MÜNCHEN (dpa-AFX) - Der Autobauer BMW
Das im Dax notierte Stammpapier verlor am Nachmittag 7,1 Prozent auf 70,79 Euro, während der Dax 3,5 Prozent und der europäische Branchenindex Stoxx 600 Europe Automobiles & Parts 5,4 Prozent nachgaben.

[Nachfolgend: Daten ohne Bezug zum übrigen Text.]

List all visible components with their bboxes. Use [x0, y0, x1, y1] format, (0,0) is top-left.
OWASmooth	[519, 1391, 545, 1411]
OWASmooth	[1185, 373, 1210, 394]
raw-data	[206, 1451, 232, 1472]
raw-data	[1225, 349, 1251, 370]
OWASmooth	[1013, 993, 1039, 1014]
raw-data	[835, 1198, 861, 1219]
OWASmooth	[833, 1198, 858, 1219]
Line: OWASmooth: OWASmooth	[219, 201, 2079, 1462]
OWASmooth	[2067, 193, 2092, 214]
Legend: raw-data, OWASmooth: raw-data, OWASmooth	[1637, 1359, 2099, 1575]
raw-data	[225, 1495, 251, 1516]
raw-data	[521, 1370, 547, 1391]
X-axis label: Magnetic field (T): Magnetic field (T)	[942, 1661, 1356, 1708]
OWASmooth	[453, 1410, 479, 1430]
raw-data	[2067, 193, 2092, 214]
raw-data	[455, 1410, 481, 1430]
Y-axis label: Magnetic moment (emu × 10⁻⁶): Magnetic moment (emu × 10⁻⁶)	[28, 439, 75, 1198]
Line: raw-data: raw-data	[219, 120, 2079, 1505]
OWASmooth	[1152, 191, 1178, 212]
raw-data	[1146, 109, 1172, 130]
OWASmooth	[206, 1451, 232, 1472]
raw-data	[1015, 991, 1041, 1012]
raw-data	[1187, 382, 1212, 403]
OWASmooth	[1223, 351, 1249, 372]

Schon in den vergangenen Wochen war die Aktie stark in Bedrängnis gekommen wegen der möglichen Auswirkungen des Kriegs von Russland gegen die Ukraine. Mitte Januar war sie im Zwischenhoch noch mehr als 100 Euro wert gewesen.

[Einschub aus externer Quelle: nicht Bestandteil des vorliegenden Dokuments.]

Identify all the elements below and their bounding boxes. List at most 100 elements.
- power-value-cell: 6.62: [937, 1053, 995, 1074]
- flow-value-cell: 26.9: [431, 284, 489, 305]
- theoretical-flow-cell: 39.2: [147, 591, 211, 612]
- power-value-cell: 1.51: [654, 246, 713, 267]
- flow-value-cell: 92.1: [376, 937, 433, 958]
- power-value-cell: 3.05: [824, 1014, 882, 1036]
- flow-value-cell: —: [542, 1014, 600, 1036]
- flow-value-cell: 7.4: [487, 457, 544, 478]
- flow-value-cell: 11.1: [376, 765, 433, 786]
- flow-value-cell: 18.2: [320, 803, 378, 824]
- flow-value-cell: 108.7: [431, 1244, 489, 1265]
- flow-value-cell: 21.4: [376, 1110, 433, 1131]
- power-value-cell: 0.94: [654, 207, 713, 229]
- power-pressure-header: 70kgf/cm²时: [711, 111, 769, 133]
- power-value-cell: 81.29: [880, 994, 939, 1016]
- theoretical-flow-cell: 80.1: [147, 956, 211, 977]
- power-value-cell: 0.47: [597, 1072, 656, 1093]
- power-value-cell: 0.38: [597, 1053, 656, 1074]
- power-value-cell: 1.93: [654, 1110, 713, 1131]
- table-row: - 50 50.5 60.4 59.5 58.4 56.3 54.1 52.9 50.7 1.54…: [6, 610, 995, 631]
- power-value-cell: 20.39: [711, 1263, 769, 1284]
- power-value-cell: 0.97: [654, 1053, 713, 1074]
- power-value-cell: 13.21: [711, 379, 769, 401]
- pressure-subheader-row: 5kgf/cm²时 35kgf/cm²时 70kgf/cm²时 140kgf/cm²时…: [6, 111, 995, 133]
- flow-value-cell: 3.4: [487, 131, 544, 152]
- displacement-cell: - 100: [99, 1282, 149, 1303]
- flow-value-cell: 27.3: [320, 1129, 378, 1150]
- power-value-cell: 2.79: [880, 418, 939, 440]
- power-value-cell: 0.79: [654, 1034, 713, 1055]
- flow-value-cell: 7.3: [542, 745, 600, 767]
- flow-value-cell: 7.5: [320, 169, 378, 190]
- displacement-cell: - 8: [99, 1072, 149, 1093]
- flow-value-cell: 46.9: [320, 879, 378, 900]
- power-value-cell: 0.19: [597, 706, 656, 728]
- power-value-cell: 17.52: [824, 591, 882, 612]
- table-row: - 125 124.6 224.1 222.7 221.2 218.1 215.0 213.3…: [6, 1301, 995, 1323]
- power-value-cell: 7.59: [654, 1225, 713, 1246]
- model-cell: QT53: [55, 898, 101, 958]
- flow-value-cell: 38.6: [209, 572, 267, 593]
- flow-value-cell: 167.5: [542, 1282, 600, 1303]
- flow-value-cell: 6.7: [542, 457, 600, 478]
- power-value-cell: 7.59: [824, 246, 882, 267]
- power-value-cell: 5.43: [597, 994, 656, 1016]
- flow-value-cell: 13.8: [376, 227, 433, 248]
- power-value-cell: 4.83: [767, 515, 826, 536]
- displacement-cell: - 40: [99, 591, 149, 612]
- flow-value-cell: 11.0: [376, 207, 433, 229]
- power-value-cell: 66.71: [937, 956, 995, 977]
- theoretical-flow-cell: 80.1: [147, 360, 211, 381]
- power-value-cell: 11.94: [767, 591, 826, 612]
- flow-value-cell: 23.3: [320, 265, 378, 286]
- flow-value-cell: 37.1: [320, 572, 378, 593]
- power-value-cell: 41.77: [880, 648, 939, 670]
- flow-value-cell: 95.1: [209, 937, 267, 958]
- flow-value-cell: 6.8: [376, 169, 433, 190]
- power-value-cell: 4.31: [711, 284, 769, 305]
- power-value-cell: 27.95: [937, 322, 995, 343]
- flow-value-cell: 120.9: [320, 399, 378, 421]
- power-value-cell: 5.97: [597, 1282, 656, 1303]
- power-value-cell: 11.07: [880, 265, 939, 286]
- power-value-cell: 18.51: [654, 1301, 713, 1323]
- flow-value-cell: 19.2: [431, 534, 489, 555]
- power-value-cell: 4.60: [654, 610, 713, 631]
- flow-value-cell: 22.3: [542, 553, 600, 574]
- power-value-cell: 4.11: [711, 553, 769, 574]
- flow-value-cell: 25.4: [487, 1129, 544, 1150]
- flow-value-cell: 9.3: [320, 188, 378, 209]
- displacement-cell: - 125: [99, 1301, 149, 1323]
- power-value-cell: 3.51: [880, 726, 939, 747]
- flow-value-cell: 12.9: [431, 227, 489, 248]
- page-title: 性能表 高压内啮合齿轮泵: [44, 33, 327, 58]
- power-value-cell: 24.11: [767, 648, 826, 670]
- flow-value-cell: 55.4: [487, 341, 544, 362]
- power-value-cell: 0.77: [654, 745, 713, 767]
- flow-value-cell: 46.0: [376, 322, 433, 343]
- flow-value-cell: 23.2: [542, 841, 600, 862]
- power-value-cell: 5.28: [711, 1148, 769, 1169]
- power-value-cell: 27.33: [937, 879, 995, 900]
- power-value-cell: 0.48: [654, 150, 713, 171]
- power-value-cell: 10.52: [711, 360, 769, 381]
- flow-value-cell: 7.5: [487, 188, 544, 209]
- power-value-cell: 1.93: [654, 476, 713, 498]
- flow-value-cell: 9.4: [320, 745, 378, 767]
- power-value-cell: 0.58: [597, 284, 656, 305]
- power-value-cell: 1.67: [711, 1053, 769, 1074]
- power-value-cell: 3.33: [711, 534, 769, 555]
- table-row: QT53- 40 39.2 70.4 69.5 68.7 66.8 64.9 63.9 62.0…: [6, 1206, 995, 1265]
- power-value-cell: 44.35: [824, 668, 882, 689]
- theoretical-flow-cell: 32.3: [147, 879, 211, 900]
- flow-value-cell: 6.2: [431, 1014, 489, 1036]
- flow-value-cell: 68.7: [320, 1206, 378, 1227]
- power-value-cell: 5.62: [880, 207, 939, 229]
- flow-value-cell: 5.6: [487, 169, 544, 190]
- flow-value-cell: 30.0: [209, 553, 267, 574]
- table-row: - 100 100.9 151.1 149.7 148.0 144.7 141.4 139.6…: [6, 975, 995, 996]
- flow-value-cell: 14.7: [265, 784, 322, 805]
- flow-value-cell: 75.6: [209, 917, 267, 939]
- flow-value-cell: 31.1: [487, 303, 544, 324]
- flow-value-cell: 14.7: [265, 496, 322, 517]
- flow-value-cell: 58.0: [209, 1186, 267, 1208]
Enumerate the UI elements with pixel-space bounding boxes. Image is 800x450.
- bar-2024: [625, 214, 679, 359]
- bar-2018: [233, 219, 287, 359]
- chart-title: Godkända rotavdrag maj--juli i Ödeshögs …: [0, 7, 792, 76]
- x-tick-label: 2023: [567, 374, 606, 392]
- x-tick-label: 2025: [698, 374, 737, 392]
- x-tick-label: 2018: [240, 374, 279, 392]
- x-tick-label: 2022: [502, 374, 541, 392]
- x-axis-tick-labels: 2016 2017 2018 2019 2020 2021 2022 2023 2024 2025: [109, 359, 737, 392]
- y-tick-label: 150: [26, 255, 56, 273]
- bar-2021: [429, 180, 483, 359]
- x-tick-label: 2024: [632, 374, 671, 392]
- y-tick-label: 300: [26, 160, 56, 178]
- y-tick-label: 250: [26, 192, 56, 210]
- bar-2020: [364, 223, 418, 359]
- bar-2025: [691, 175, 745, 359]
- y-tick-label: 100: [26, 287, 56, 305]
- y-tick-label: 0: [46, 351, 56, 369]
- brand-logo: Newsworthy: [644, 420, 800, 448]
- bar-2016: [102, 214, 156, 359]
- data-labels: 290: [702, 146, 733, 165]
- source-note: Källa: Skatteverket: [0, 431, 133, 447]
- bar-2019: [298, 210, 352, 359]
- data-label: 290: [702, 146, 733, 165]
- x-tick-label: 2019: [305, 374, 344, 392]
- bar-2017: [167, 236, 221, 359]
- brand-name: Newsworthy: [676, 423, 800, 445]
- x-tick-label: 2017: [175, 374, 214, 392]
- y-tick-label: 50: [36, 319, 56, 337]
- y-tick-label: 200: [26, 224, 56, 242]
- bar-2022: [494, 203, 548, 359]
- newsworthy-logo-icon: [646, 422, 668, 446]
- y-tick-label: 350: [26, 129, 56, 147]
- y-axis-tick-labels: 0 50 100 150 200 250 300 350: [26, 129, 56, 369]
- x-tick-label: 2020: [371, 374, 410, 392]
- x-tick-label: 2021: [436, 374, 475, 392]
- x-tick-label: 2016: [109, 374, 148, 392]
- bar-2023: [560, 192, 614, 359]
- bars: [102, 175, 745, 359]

Währende Erzrivale Mercedes-Benz im Schlussquartal eine deutlich zweistellige operative Rendite mit Pkw und Vans erzielte, langte es bei BMW nur zu 7,7 Prozent wie im Vorjahr. Direkt miteinander vergleichbar sind die Margen zwar nicht - Analysten hatten sich aber auch von den Münchenern deutlich mehr versprochen. BMW liege damit schlechter als am Markt erwartet, schrieb etwa Analyst Philippe Houchois von der Investmentbank Jefferies. Das operative Ergebnis vor Zinsen und Steuern ging in der Sparte im Jahresvergleich sogar zurück.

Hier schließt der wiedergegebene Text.